In conversation with renowned Jürgen Tautz, bee expert, sociobiologist, animal behaviourist and emeritus professor at the Biozentrum, University of Würzburg. He is a world-leading scientist with a remarkable number of high class publications and a gifted communicator of science. His writing and popular lectures have twice been honoured by the European Molecular Biology Organization (EMBO) who included him among the best scientists in Europe in communicating science to the public. Furthermore, he received the prestigious Communicator Award of the German Research Foundation.As gifted communicator and leading scientist, Juergen Tautz has much in common with Carl Sagan, Richard P Feynman, Konrad Lorenz, Vince Dethier and others famous for their work in popularizing science and making it accessible to all.

1) The Fascinating Complex Minds of Bees and Why They Matter; Happy Bees: Bumblebees Show Dopamine-Based Positive Emotions; What Does It Feel Like to Be a Honeybee? Pea-Bees versus computers: Pea-brained bees win the "traveling salesman problem".

2) From the Back Cover: "How Do Bees Find Flowers?
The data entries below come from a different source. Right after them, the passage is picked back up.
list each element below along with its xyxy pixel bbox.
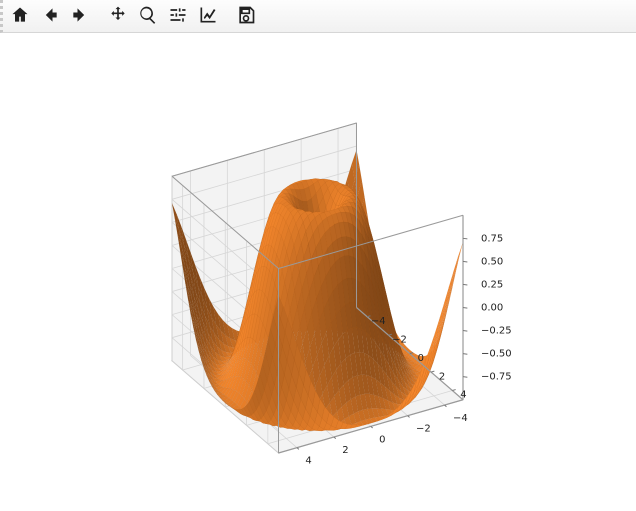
save-button[interactable] — [232, 2, 260, 30]
svg-text:−0.75: −0.75 — [481, 372, 512, 383]
svg-text:−2: −2 — [392, 334, 407, 345]
svg-text:4: 4 — [460, 390, 466, 401]
zoom-button[interactable] — [134, 2, 162, 30]
sliders-icon — [168, 5, 188, 28]
pan-button[interactable] — [104, 2, 132, 30]
svg-text:2: 2 — [439, 371, 445, 382]
zoom-icon — [138, 5, 158, 28]
svg-text:−2: −2 — [416, 424, 431, 435]
svg-text:0.75: 0.75 — [481, 233, 503, 244]
back-button[interactable] — [36, 2, 64, 30]
edit-axis-button[interactable] — [194, 2, 222, 30]
svg-text:0: 0 — [379, 434, 385, 445]
matplotlib-toolbar — [0, 0, 636, 33]
arrow-left-icon — [40, 5, 60, 28]
chart-line-icon — [198, 5, 218, 28]
svg-text:−4: −4 — [453, 413, 468, 424]
svg-text:2: 2 — [342, 445, 348, 456]
svg-text:0.50: 0.50 — [481, 256, 503, 267]
configure-subplots-button[interactable] — [164, 2, 192, 30]
svg-text:−4: −4 — [371, 316, 386, 327]
svg-text:0: 0 — [418, 353, 424, 364]
plot-canvas[interactable]: −4 −2 0 2 4 −4 −2 0 2 4 −0.75 −0.50 −0.25 0.00 0.25 0.5… — [0, 33, 636, 511]
svg-text:4: 4 — [305, 456, 311, 467]
arrow-right-icon — [70, 5, 90, 28]
surface-plot: −4 −2 0 2 4 −4 −2 0 2 4 −0.75 −0.50 −0.25 0.00 0.25 0.5… — [0, 33, 636, 511]
forward-button[interactable] — [66, 2, 94, 30]
toolbar-separator — [95, 16, 103, 17]
move-icon — [108, 5, 128, 28]
toolbar-separator — [223, 16, 231, 17]
svg-text:0.25: 0.25 — [481, 279, 503, 290]
home-button[interactable] — [6, 2, 34, 30]
svg-text:−0.50: −0.50 — [481, 349, 512, 360]
svg-text:0.00: 0.00 — [481, 302, 503, 313]
svg-text:−0.25: −0.25 — [481, 326, 512, 337]
home-icon — [10, 5, 30, 28]
save-icon — [236, 5, 256, 28]
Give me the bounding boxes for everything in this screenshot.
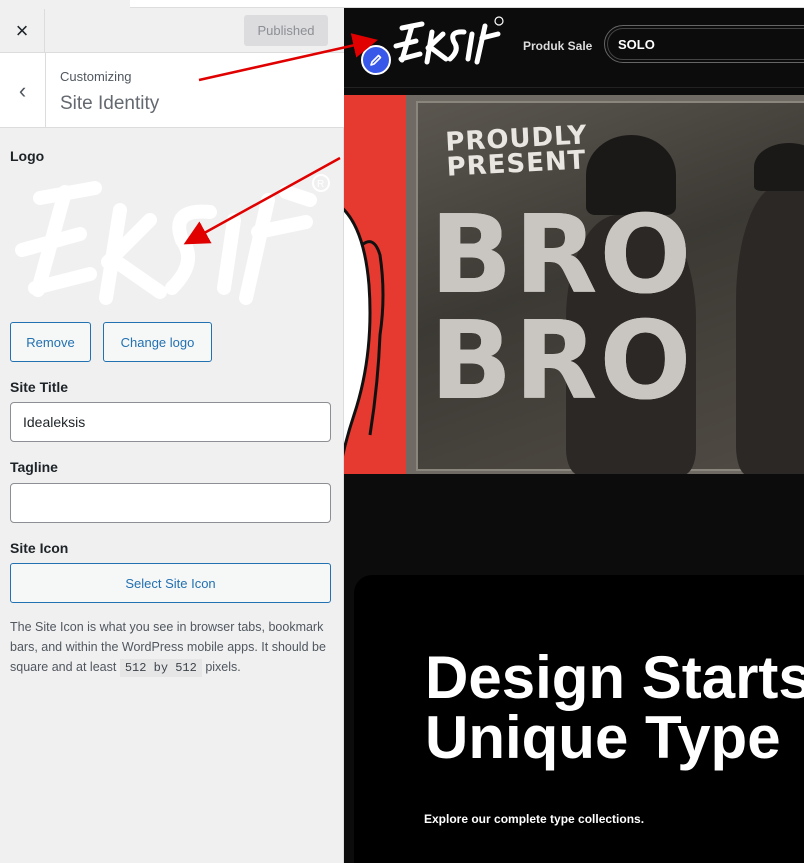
site-title-input[interactable]: Idealeksis xyxy=(10,402,331,442)
hero-figure-right xyxy=(736,185,804,474)
publish-button[interactable]: Published xyxy=(244,15,328,46)
select-site-icon-button[interactable]: Select Site Icon xyxy=(10,563,331,603)
breadcrumb: Customizing xyxy=(60,69,132,84)
change-logo-button[interactable]: Change logo xyxy=(103,322,212,362)
preview-top-strip xyxy=(130,0,804,8)
site-title-label: Site Title xyxy=(10,379,69,395)
site-icon-desc-end: pixels. xyxy=(205,660,241,674)
headline: Design Starts Unique Type xyxy=(425,644,804,771)
site-icon-description: The Site Icon is what you see in browser… xyxy=(10,617,336,678)
site-icon-size-code: 512 by 512 xyxy=(119,659,202,677)
edit-pencil-icon[interactable] xyxy=(361,45,391,75)
logo-preview-image: R xyxy=(15,174,330,305)
site-logo[interactable] xyxy=(392,14,504,68)
logo-label: Logo xyxy=(10,148,45,164)
site-icon-label: Site Icon xyxy=(10,540,69,556)
section-title: Site Identity xyxy=(60,93,160,114)
customizer-panel: × Published ‹ Customizing Site Identity … xyxy=(0,0,344,863)
back-icon[interactable]: ‹ xyxy=(0,53,46,128)
hero-image: PROUDLY PRESENT BRO BRO xyxy=(406,95,804,474)
site-preview[interactable]: Produk Sale SOLO PROUDLY PRESENT BRO BRO… xyxy=(344,8,804,863)
subheadline: Explore our complete type collections. xyxy=(424,812,645,826)
close-icon[interactable]: × xyxy=(0,9,45,53)
section-header: ‹ Customizing Site Identity xyxy=(0,53,344,128)
nav-link-produk-sale[interactable]: Produk Sale xyxy=(523,39,592,53)
tagline-label: Tagline xyxy=(10,459,58,475)
hero-small-text: PROUDLY PRESENT xyxy=(444,120,589,183)
svg-text:R: R xyxy=(317,179,324,190)
tagline-input[interactable] xyxy=(10,483,331,523)
hero-red-panel xyxy=(344,95,406,474)
nav-pill-label: SOLO xyxy=(607,28,804,60)
hero-big-text: BRO BRO xyxy=(430,193,694,424)
site-header: Produk Sale SOLO xyxy=(344,8,804,88)
nav-pill[interactable]: SOLO xyxy=(604,25,804,63)
remove-logo-button[interactable]: Remove xyxy=(10,322,91,362)
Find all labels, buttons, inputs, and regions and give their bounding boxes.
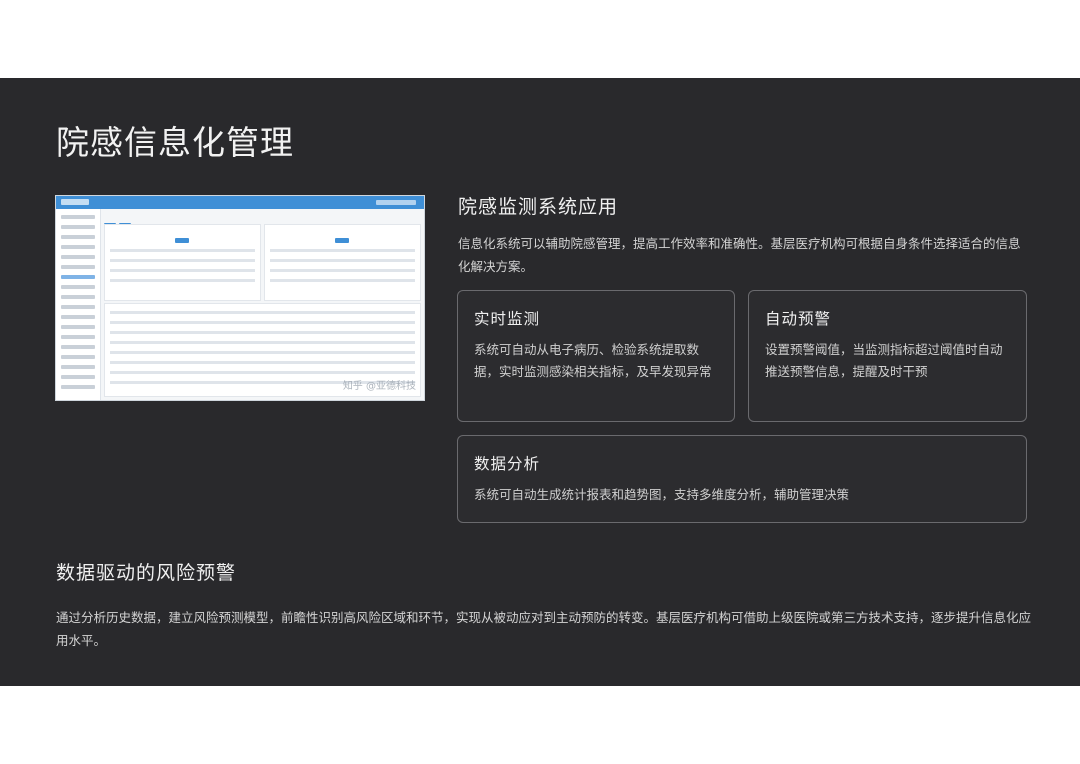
card-title: 数据分析	[474, 455, 541, 473]
slide: 院感信息化管理 知乎 @亚德科技 院感监测系统应用 信息化系统可以辅助院感管理，…	[0, 78, 1080, 686]
screenshot-content	[104, 213, 421, 397]
card-text: 设置预警阈值，当监测指标超过阈值时自动推送预警信息，提醒及时干预	[765, 342, 1003, 379]
card-text: 系统可自动生成统计报表和趋势图，支持多维度分析，辅助管理决策	[474, 487, 850, 502]
screenshot-header	[56, 196, 424, 209]
risk-section-title: 数据驱动的风险预警	[56, 562, 237, 584]
screenshot-sidebar	[56, 209, 101, 400]
card-realtime-monitoring: 实时监测 系统可自动从电子病历、检验系统提取数据，实时监测感染相关指标，及早发现…	[457, 290, 735, 422]
card-text: 系统可自动从电子病历、检验系统提取数据，实时监测感染相关指标，及早发现异常	[474, 342, 712, 379]
card-data-analysis: 数据分析 系统可自动生成统计报表和趋势图，支持多维度分析，辅助管理决策	[457, 435, 1027, 523]
page-title: 院感信息化管理	[56, 123, 294, 162]
monitoring-section-description: 信息化系统可以辅助院感管理，提高工作效率和准确性。基层医疗机构可根据自身条件选择…	[458, 236, 1021, 274]
system-screenshot: 知乎 @亚德科技	[55, 195, 425, 401]
card-title: 实时监测	[474, 310, 541, 328]
monitoring-section-title: 院感监测系统应用	[458, 196, 619, 218]
card-auto-warning: 自动预警 设置预警阈值，当监测指标超过阈值时自动推送预警信息，提醒及时干预	[748, 290, 1027, 422]
screenshot-watermark: 知乎 @亚德科技	[342, 381, 416, 392]
card-title: 自动预警	[765, 310, 832, 328]
risk-section-description: 通过分析历史数据，建立风险预测模型，前瞻性识别高风险区域和环节，实现从被动应对到…	[56, 610, 1032, 648]
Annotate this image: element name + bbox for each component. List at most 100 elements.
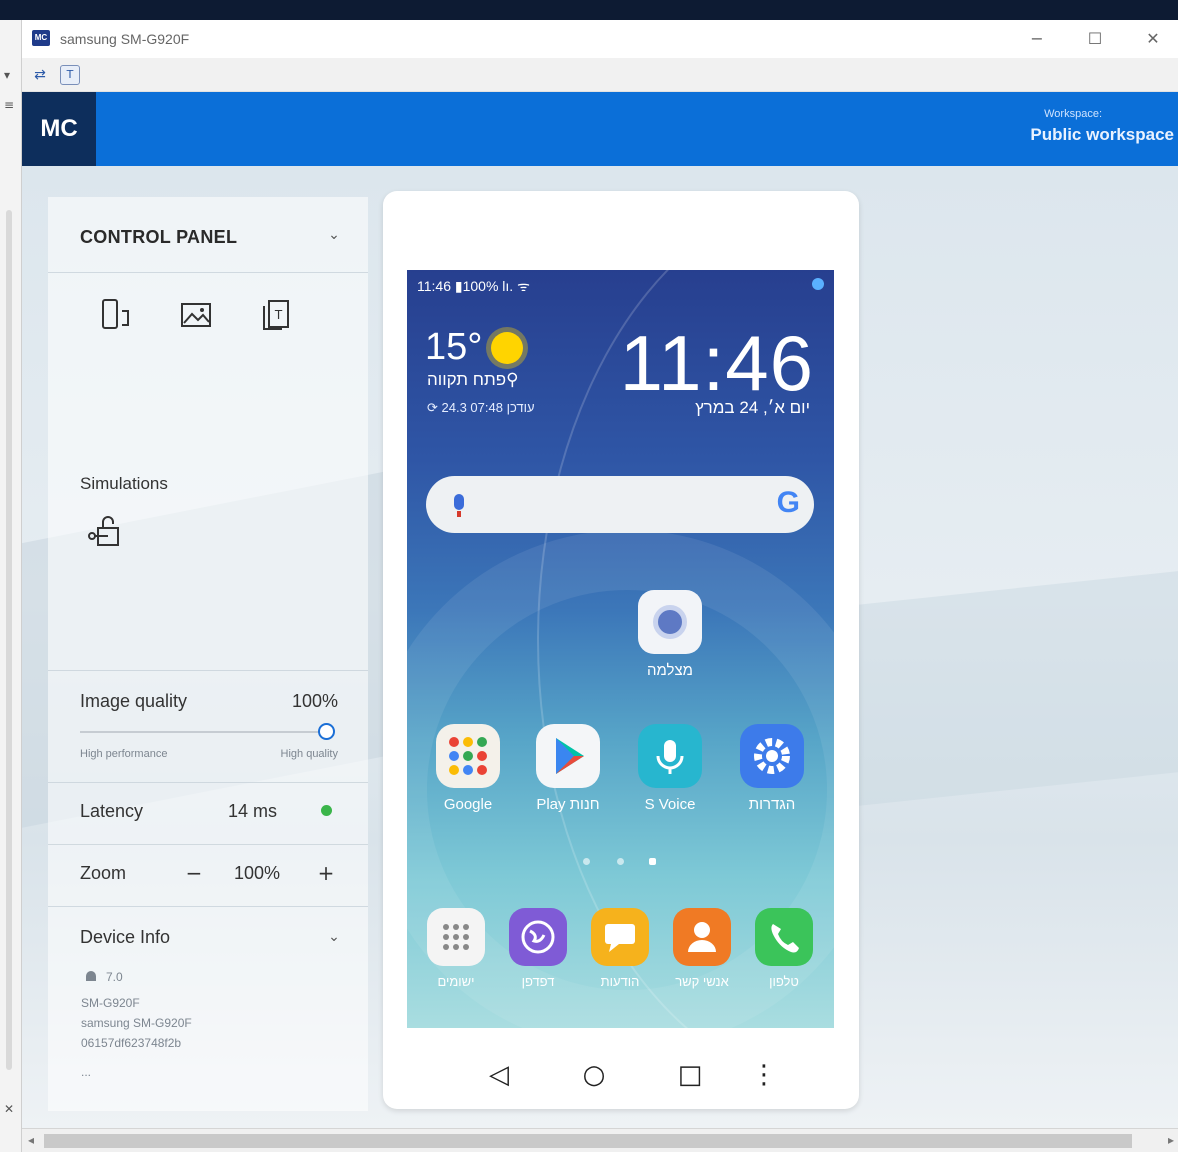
app-icon-messages[interactable]: הודעות (587, 908, 653, 989)
phone-frame: 11:46 ▮100% lı. ᯤ 15° פתח תקווה⚲ ⟳ 24.3 … (383, 191, 859, 1109)
device-info-label: Device Info (80, 927, 171, 947)
control-panel-title: CONTROL PANEL (80, 227, 238, 247)
device-name: samsung SM-G920F (81, 1016, 192, 1030)
camera-label: מצלמה (647, 662, 693, 679)
camera-icon (638, 590, 702, 654)
app-icon-google[interactable]: Google (435, 724, 501, 813)
zoom-in-button[interactable]: + (316, 863, 336, 883)
mc-logo[interactable]: MC (22, 92, 96, 166)
device-serial: 06157df623748f2b (81, 1036, 182, 1050)
app-label: ישומים (437, 974, 475, 989)
image-icon[interactable] (178, 297, 214, 333)
device-window: MC samsung SM-G920F − ☐ ✕ ⇄ T MC Workspa… (22, 20, 1178, 1152)
clock[interactable]: 11:46 (620, 318, 814, 409)
desktop-top-strip (0, 0, 1178, 20)
workspace-name[interactable]: Public workspace (1030, 125, 1174, 145)
app-label: Play חנות (536, 796, 600, 813)
maximize-button[interactable]: ☐ (1072, 24, 1118, 54)
weather-city: פתח תקווה⚲ (427, 370, 519, 389)
page-indicator[interactable] (617, 858, 624, 865)
toolbar: ⇄ T (22, 58, 1178, 92)
minimize-button[interactable]: − (1014, 24, 1060, 54)
zoom-value: 100% (234, 863, 281, 883)
google-logo: G (776, 486, 800, 519)
high-quality-caption: High quality (280, 748, 338, 760)
latency-section: Latency 14 ms (48, 783, 368, 845)
home-button[interactable]: ○ (576, 1057, 612, 1093)
device-info-chevron-icon[interactable]: ⌄ (324, 927, 344, 947)
chat-bubble-icon (591, 908, 649, 966)
text-mode-icon[interactable]: T (60, 65, 80, 85)
camera-app[interactable]: מצלמה (637, 590, 703, 679)
document-text-icon[interactable]: T (258, 297, 294, 333)
app-icon-contacts[interactable]: אנשי קשר (669, 908, 735, 989)
app-icon-play-store[interactable]: Play חנות (535, 724, 601, 813)
svg-text:T: T (274, 308, 283, 322)
latency-status-dot (321, 805, 332, 816)
contact-person-icon (673, 908, 731, 966)
high-performance-caption: High performance (80, 748, 168, 760)
window-title: samsung SM-G920F (60, 31, 190, 47)
latency-label: Latency (80, 801, 144, 821)
google-search-bar[interactable]: G (426, 476, 814, 533)
title-bar: MC samsung SM-G920F − ☐ ✕ (22, 20, 1178, 58)
dropdown-icon[interactable]: ▾ (4, 68, 10, 82)
microphone-icon (638, 724, 702, 788)
weather-temperature[interactable]: 15° (425, 326, 482, 369)
status-indicator-icon (812, 278, 824, 290)
app-label: הגדרות (748, 796, 796, 813)
android-icon (86, 971, 96, 981)
status-bar: 11:46 ▮100% lı. ᯤ (417, 278, 530, 294)
image-quality-slider-thumb[interactable] (318, 723, 335, 740)
app-icon-phone[interactable]: טלפון (751, 908, 817, 989)
apps-grid-icon (427, 908, 485, 966)
os-version: 7.0 (106, 970, 123, 984)
zoom-out-button[interactable]: − (184, 863, 204, 883)
more-menu-button[interactable]: ⋮ (746, 1057, 782, 1093)
app-header: MC Workspace: Public workspace (22, 92, 1178, 166)
left-edge-panel: ▾ ≡ ✕ (0, 20, 22, 1152)
app-label: דפדפן (521, 974, 555, 989)
menu-icon[interactable]: ≡ (4, 98, 14, 112)
workspace-label: Workspace: (1044, 108, 1102, 120)
voice-search-icon[interactable] (454, 494, 464, 510)
horizontal-scrollbar[interactable]: ◂ ▸ (22, 1128, 1178, 1152)
latency-value: 14 ms (228, 801, 278, 821)
recents-button[interactable]: □ (672, 1057, 708, 1093)
scroll-right-icon[interactable]: ▸ (1168, 1133, 1174, 1147)
unlock-simulation-icon[interactable] (86, 511, 126, 551)
image-quality-slider[interactable] (80, 731, 324, 733)
device-rotate-icon[interactable] (98, 297, 134, 333)
close-small-icon[interactable]: ✕ (4, 1102, 14, 1116)
image-quality-value: 100% (291, 691, 338, 711)
vertical-scrollbar[interactable] (6, 210, 12, 1070)
app-icon-settings[interactable]: הגדרות (739, 724, 805, 813)
more-info-ellipsis[interactable]: ... (81, 1065, 91, 1079)
refresh-icon[interactable]: ⇄ (30, 65, 50, 85)
image-quality-label: Image quality (80, 691, 188, 711)
control-panel: CONTROL PANEL ⌄ T Simulations Image qual… (48, 197, 368, 1111)
app-label: טלפון (769, 974, 799, 989)
app-label: Google (443, 796, 493, 813)
chevron-down-icon[interactable]: ⌄ (324, 225, 344, 245)
phone-screen[interactable]: 11:46 ▮100% lı. ᯤ 15° פתח תקווה⚲ ⟳ 24.3 … (407, 270, 834, 1028)
control-panel-header: CONTROL PANEL ⌄ (48, 197, 368, 273)
close-button[interactable]: ✕ (1130, 24, 1176, 54)
phone-handset-icon (755, 908, 813, 966)
app-label: אנשי קשר (675, 974, 729, 989)
background-mountain (832, 565, 1178, 807)
horizontal-scroll-thumb[interactable] (44, 1134, 1132, 1148)
main-area: CONTROL PANEL ⌄ T Simulations Image qual… (22, 166, 1178, 1128)
zoom-section: Zoom − 100% + (48, 845, 368, 907)
scroll-left-icon[interactable]: ◂ (28, 1133, 34, 1147)
globe-icon (509, 908, 567, 966)
app-icon-browser[interactable]: דפדפן (505, 908, 571, 989)
google-folder-icon (436, 724, 500, 788)
app-label: הודעות (600, 974, 640, 989)
home-page-indicator[interactable] (649, 858, 656, 865)
gear-icon (740, 724, 804, 788)
app-icon-apps[interactable]: ישומים (423, 908, 489, 989)
page-indicator[interactable] (583, 858, 590, 865)
app-icon-s-voice[interactable]: S Voice (637, 724, 703, 813)
back-button[interactable]: ◁ (481, 1057, 517, 1093)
During the history of bee research, scientists have peered deep into the inner life of bee colonies and learned much about the behaviour of these insects. Above all, the bee waggle dance has become a famous and extensively discussed phenomenon. Nevertheless, recent insights reveal that while bees are social insects inside the hive they also communicate with one another outside the hive. In this book, Jürgen Tautz, renowned German bee researcher, provides an entertaining, fresh and enlightened account for lay and professional readers, not only about the fascinating dance language but also about additional remarkable phenomena concerning information exchange between bees." [Note: A comment on Amazon about poor editing is misguided.]